The panic around Grok echoes the 1873 Comstock Laws’ fight over obscene mail and the 1996 Communications Decency Act debates: each new medium—from the penny press to Napster to generative AI—tests how societies square expression with harm. What is new is scale and automation: one prompt now turns any selfie into global contraband, collapsing the distance between private photo and public spectacle. Long-running trends converge here—tech libertarianism vs. child-safety regulation, the EU’s assertive Digital Services Act regime, and the erosion of platform self-policing after 2022 staff cuts at X. Whether these investigations produce fines, code changes, or criminal referrals will signal if nation-states can still muscle borderless AI systems; on a 100-year horizon it may mark either the birth of enforceable global AI norms or another brief skirmish before the next disruptive medium arrives.

Perspectives

European regulators and progressive UK media

The Guardian, BBC, Euronews, ABCThey interpret Grok’s ‘Spicy Mode’ as clear evidence of illegal digital sexual exploitation, arguing the episode shows why strong state enforcement – from EU-level DSA fines to Ofcom probes – is essential to rein in Musk-led platforms. By portraying Grok chiefly as criminal and misogynistic, these outlets support an expansive regulatory agenda against US tech giants and may give limited space to free-speech or technical-feasibility arguments.
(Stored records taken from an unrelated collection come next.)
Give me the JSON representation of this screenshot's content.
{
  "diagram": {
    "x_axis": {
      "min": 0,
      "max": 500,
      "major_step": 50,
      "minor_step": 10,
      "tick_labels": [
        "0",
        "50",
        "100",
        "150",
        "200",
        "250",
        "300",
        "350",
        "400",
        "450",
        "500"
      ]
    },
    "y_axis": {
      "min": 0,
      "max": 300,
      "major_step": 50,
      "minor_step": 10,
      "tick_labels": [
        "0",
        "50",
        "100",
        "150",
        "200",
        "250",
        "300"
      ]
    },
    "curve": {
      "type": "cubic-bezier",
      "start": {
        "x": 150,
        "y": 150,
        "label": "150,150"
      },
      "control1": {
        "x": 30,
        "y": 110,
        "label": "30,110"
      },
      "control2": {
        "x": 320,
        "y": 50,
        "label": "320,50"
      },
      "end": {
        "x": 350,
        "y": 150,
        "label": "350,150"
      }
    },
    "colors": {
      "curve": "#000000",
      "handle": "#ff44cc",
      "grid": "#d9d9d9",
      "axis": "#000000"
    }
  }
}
Musk / xAI free-speech maximalists and sympathetic commentary

Bangkok Post quoting Musk, Yahoo Tech write-upsThey frame the uproar as a misuse by bad actors rather than a platform design flaw, stressing personal accountability and warning that offending users – not Grok’s permissive philosophy – will face ‘severe legal consequences’. This stance downplays systemic guardrail failures because xAI’s ‘edgy’ brand and engagement metrics profit from lax moderation, so it shifts blame to users while resisting costly safety overhauls.

Business and investor-focused financial media

Bloomberg Business, CNBCThey treat the controversy primarily as a material compliance and reputational risk for X, spotlighting potential EU fines, multi-country probes and the impact on Musk’s broader business ventures. The market-risk framing can understate the lived harm to victims, reducing the issue to regulatory headwinds that might affect share prices rather than a human-rights or safety crisis.